Y la foto es de Kitsune, ¡Gracias!

OLPC, INTEL y tantas-otras-PC

Aquí, en el Perú, se ha aparecido un fantasma algo insustancial (digamos, si fuera coherente para ser fantasma, totalmente insustancial). Es una especie de debate por la selección o “escogimiento” de algún modelo de computadora personal móvil. Es prudente preguntar por lo que nos va a costar el proyecto o los proyectos, pero creo que, realmente, el debate no tiene mucha dirección, porque empezamos, como me suena habitual, al revés.

Lo que motiva el debate es la computadora, por un lado, y los abismos del rendimiento escolar, por otro (esto, en el mejor de los casos). En primer lugar, la selección de alguna tecnología depende de la realidad a la que se aplique, pero nadie ha establecido o acotado de cuál de nuestras realidades educativas estamos hablando. Suponen que se aplique a todo estudiante “pobre”. Pero “pobre” puede estar en la periferia de Lima o en una zona aislada de Apurímac u otros escenarios. Y nunca será lo mismo implementar uno y otro. Y, empezando de aquí, sus problemas de rendimiento no son equivalentes. Ni sus posibilidades de mejorar sus condiciones de aprendizaje. Por lo tanto, creo yo, no puede hablarse de elegir un modelo de PC-móvil cualquiera, por sus simples (educativamente hablando, digo) cualidades o fortalezas o dulzuras tecnológicas.

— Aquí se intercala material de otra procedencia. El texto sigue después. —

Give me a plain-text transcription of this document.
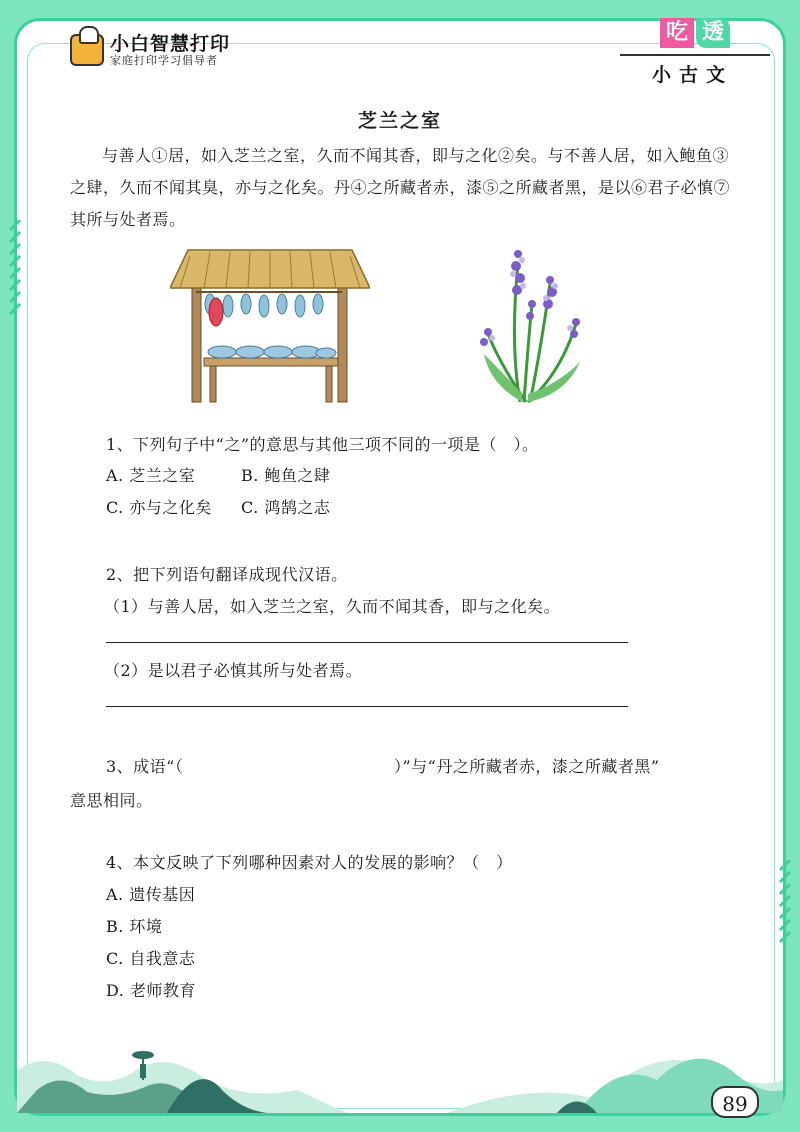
小白智慧打印
家庭打印学习倡导者
吃 透
小古文
芝兰之室
与善人①居，如入芝兰之室，久而不闻其香，即与之化②矣。与不善人居，如入鲍鱼③之肆，久而不闻其臭，亦与之化矣。丹④之所藏者赤，漆⑤之所藏者黑，是以⑥君子必慎⑦其所与处者焉。
1、下列句子中“之”的意思与其他三项不同的一项是（　）。
A. 芝兰之室	B. 鲍鱼之肆
C. 亦与之化矣 C. 鸿鹄之志
2、把下列语句翻译成现代汉语。
（1）与善人居，如入芝兰之室，久而不闻其香，即与之化矣。
（2）是以君子必慎其所与处者焉。
3、成语“（	）”与“丹之所藏者赤，漆之所藏者黑”
意思相同。
4、本文反映了下列哪种因素对人的发展的影响？（　）
A. 遗传基因
B. 环境
C. 自我意志
D. 老师教育
89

Ahora bien, casi todas las propuestas computadoras implican o tienen detrás una opción educativa (incluso pedagógica, inclusive, atrevidamente, planteos didácticos). Son propuestas serias y han tomado sus precauciones. Lo cual no quiere decir que, desde aquí o desde las necesidades educativas nacionales, se planteen dentro del esquema mejor adaptado al medio y se obvien algunas exigencias del modelo que proponen cada una. Por ejemplo, la OLPC implica una pedagogía constructivista (en línea con el curriculum nacional) pero la práctica pedagógica implica dejar a los estudiantes que determinen casi todo su derrotero de aprendizaje, lo cual es muy apropiado en entornos totalmente desarrollados (donde el contexto ofrece casi tanto como el docente) o apropiado en entornos muy poco desarrollados (donde el docente tiene una mínima preparación y poca información). Pero nuestro caso es distinto, pues el docente tiene un rol más activo y está en mejores condiciones de guiar al estudiante y el estudiante no puede apoyarse tanto en su entorno inmediato. Estamos en medio, y debemos aprovechar el rol que en nuestro país tiene el docente, aunque quizá su preparación no sea completa y no aplique con exactitud el paradigma constructivista (más bien tiende a ser la fuente de los conocimientos y su actividad en el aula ocupa un gran porcentaje del tiempo, en vez de cedarlo a los estudiantes). Lo que se necesita, entonces, antes que seleccionar un modelo de PC-móvil, es concordar con los docentes sobre las necesidades, plantear escenarios según las realidades, y, recién entonces, seleccionar una PC-móvil, según sus características adecuadas a ambos puntos. Además, esto nos permite cuantificar cuántas necesitamos de cada modelo y dónde van a ser usadas y por quién y con qué resultados esperables.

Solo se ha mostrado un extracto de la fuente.